Finding the length of the median on a triangle with side lengths 8, 5, and 6

Question

I got a problem that goes like this: Triangle ABC has side lengths AB = 6, AC = 5, and BC = 8, Draw the median AD where BD = DC = 4, what is the length of AD?

I found this post that says you can get this length by using this formula: $Mc = 1/2 * √(2*a^2+2*b^2-c^2)$

But I want to know if it is possible to solve simply by using the Pythagoras theorem (this is an 8th grade math question so..)

Also, does anyone know how to write line AB in mathjax or something that I can type in? Thanks so much for the help!

Answer 1

constructing the nhight fro Point $A$ to $BC$ with the Point on $BC$ is equal $E$ and let $$ED=x$$ then we get $$x^2+h_a^2=m_a^2$$ $$\left(\frac{a}{2}-x\right)^2+h_a^2=m_a^2$$ $$\left(\frac{a}{2}+x\right)^2+h_a^2=m_a^2$$ where $$a=8$$ then unknowns are $x,h_a,m_a$ can you finish?

Answer 2

You can use the Pythagoras Theorem generalization, the law of cosines. This gives you a relationship between the 3 sides and one angle of ANY triangle.

Given the triangle ABC, you can you the law of cosines to get the angle at the B corner.

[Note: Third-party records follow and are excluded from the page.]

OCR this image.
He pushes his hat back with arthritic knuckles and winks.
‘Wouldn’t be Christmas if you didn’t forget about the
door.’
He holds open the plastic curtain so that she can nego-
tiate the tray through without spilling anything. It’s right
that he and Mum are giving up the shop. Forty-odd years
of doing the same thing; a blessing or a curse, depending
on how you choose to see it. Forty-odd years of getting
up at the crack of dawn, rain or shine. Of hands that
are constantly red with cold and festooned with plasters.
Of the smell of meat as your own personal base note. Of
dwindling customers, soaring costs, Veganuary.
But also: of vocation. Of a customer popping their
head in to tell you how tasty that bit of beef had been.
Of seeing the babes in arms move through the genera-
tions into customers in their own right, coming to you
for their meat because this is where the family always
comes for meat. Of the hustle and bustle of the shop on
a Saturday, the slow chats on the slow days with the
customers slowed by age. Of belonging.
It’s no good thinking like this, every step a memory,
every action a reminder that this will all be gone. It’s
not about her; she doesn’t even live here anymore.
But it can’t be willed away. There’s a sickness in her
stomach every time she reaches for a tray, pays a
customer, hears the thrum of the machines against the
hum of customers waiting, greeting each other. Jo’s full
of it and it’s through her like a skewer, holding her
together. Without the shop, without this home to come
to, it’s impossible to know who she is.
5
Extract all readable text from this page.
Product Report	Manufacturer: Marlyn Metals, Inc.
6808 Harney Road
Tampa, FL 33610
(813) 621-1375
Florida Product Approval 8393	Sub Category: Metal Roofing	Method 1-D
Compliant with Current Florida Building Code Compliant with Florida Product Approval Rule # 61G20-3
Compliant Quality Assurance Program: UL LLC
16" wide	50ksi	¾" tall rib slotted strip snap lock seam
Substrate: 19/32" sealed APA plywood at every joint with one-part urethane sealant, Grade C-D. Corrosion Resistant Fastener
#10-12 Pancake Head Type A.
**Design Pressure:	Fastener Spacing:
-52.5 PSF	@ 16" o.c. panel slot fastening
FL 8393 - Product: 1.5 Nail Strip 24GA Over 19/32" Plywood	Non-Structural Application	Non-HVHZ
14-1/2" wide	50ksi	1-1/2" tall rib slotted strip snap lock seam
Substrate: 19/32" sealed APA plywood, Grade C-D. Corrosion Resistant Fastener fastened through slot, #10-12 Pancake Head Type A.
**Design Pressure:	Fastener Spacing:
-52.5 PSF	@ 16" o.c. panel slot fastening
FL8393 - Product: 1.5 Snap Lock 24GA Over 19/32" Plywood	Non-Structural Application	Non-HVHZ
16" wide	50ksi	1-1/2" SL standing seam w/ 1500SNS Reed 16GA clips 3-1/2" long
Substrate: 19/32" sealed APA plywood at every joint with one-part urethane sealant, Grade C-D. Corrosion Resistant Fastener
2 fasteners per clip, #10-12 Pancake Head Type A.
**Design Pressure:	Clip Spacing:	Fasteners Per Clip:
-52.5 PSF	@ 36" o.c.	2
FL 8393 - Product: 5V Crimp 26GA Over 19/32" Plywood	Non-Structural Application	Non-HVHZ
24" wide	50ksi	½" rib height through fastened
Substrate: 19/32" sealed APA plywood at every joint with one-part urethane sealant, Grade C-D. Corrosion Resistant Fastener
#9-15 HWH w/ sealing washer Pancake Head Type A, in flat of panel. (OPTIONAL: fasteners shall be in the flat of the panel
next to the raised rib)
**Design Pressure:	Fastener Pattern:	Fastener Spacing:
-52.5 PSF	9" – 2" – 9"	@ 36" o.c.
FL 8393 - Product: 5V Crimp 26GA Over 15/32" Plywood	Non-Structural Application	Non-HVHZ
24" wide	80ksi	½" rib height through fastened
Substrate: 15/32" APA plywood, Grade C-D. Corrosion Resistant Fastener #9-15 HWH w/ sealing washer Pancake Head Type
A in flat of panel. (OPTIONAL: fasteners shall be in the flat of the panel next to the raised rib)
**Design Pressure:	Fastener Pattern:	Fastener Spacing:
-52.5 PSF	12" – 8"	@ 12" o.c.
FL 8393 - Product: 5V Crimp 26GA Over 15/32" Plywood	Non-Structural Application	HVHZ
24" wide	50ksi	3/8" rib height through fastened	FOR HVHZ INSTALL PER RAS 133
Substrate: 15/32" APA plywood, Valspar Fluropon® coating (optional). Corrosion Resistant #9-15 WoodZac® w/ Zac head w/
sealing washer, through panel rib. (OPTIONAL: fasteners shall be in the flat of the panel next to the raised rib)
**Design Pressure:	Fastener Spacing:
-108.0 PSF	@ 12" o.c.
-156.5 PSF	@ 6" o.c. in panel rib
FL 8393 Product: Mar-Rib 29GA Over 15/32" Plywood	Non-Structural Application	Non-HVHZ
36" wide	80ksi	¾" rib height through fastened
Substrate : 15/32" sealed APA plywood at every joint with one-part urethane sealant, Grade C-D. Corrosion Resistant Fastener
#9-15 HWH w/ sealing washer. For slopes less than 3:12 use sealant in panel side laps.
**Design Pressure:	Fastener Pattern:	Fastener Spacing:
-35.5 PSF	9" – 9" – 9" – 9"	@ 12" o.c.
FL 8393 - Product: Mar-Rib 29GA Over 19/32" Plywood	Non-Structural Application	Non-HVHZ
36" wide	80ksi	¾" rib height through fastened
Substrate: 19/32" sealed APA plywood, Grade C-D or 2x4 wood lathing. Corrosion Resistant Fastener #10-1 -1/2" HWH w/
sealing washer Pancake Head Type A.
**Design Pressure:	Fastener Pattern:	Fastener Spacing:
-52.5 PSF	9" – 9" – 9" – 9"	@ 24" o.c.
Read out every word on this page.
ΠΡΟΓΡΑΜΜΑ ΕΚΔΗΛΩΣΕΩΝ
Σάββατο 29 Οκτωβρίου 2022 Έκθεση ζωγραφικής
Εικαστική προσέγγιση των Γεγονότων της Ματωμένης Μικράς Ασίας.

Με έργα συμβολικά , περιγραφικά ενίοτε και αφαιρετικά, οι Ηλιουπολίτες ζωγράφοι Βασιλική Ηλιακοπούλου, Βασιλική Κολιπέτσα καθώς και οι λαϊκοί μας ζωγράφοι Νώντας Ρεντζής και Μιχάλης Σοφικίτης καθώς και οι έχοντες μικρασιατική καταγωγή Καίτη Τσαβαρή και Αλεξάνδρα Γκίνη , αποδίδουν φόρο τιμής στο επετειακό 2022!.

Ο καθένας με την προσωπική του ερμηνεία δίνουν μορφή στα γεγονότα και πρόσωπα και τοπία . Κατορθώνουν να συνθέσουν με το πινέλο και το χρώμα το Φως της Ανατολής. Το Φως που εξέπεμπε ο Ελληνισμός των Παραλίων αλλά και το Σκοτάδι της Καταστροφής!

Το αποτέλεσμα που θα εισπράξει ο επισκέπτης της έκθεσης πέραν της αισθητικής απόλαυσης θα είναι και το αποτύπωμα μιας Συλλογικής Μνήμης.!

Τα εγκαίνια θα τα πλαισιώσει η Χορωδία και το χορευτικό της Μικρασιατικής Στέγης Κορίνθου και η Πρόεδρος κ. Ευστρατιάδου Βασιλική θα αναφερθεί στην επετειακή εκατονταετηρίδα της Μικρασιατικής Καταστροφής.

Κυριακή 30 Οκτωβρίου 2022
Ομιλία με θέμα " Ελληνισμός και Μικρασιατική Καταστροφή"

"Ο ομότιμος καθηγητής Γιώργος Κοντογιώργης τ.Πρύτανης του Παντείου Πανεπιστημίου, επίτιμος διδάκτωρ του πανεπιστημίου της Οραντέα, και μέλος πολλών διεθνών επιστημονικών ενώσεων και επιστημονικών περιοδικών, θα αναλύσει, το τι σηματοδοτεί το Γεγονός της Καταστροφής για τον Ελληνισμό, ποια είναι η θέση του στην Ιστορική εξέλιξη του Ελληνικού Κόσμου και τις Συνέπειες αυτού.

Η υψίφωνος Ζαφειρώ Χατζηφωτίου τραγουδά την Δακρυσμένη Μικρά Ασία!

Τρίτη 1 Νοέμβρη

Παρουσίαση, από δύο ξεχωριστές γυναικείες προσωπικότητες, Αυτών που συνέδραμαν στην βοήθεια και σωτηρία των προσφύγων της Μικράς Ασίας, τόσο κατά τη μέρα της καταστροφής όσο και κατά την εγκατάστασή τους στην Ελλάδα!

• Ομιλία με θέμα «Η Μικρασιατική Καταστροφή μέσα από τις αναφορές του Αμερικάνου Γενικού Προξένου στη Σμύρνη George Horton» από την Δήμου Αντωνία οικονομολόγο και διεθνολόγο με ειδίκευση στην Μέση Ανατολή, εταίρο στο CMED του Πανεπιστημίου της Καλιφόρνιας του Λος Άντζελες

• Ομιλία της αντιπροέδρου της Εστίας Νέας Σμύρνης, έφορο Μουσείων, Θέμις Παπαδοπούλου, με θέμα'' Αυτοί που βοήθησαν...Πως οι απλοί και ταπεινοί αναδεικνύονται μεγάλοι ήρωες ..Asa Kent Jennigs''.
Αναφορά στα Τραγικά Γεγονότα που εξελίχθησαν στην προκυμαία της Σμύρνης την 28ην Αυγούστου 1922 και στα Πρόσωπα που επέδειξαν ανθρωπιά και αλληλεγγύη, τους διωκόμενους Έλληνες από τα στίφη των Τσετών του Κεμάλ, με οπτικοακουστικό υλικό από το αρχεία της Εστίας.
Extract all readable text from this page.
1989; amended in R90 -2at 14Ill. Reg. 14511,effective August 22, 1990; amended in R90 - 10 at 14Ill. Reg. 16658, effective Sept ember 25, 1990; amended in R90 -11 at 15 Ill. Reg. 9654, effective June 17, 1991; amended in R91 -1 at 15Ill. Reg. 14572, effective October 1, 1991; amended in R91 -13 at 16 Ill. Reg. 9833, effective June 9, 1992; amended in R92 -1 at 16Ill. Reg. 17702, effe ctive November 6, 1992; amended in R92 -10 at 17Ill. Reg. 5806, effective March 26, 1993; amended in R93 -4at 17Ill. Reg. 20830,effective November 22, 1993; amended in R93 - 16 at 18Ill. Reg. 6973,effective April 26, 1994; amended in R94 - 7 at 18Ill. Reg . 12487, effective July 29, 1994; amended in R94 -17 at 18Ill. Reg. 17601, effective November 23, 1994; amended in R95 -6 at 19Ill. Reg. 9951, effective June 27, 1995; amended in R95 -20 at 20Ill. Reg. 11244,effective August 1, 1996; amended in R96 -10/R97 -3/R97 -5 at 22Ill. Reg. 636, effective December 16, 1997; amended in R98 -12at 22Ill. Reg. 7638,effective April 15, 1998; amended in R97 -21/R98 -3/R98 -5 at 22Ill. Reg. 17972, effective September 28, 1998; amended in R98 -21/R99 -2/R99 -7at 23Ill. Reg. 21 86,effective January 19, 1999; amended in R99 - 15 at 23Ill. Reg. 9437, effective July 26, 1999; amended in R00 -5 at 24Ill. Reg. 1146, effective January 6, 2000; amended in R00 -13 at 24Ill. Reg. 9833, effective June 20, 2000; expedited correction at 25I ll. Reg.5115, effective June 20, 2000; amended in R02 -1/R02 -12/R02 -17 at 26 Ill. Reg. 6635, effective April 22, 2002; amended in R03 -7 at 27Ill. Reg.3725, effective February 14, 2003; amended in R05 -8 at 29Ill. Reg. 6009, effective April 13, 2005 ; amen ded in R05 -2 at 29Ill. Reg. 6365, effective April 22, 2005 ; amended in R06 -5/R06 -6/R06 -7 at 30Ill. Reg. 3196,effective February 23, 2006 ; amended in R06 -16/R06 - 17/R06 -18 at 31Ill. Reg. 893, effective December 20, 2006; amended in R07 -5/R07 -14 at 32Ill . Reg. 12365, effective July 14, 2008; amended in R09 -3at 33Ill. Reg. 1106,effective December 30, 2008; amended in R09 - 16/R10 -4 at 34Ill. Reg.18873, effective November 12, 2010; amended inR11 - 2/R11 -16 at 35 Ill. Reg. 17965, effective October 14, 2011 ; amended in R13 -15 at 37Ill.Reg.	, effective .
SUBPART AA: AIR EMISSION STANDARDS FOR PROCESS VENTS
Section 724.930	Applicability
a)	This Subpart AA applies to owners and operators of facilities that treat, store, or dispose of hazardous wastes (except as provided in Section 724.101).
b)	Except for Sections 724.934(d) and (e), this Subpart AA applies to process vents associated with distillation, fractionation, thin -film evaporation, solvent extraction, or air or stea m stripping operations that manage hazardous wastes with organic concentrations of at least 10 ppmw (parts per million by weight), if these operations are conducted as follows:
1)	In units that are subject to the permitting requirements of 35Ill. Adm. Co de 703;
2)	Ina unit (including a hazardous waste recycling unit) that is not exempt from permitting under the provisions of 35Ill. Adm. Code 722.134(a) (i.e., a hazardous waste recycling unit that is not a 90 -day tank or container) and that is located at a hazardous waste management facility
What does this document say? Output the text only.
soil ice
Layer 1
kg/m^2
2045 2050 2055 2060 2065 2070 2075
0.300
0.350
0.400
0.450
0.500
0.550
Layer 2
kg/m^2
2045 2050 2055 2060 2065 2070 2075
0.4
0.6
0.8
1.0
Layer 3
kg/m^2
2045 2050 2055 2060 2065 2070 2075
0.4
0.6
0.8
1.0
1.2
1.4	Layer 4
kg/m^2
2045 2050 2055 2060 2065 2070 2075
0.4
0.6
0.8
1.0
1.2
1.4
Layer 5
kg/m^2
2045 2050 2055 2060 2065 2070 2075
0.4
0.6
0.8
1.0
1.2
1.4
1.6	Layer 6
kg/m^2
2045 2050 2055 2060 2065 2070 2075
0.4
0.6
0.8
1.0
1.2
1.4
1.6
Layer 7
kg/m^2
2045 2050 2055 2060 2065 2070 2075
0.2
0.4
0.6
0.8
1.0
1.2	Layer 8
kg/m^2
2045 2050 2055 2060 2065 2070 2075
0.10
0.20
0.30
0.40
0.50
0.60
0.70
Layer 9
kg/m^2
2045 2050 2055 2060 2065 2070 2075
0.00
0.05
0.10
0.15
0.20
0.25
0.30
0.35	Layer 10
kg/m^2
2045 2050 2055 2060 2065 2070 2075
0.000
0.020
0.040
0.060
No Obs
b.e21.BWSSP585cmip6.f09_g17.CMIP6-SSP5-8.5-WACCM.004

Then again use the law of cosines with the ABD triangle to get the length of AD.

Answer 3

Credits to Jack D'Aurizio for explaining to me what that formula meant.

In a parallelogram the sum of the squared lengths of the diagonals equals the sum of the squared lengths of the sides (polarization identity). So basically if I cut and paste the parallelogram into a rectangle, the diagonals are the hypotenuse of the rectangle, which is the sum of the new four sides (which equal to the original four sides) squared.

So, I'll extend AD to E, where $\Delta BEC \cong \Delta ABC$, there I've made a parallelogram ABEC where BC and AE are the diagonals. This means $2*(5^2 + 6^2) = 8^2 + 2x^2$

which solves to $x = \pm\sqrt19$,

$x = \sqrt19$

Answer 4

You just need Heron's formula and Pythgoras theorem.

Let $AE$ be the height. Use Heron's formula to find area of triangle. Let it be $S$. Then $\frac 12*8*AE=S$. You will get $AE$. Then use Pythgoras theorem in $\Delta AEC$ to find $EC$. Then you can get $DE$. Then use Pythgoras theorem again in $\Delta AED$ to find $AD$.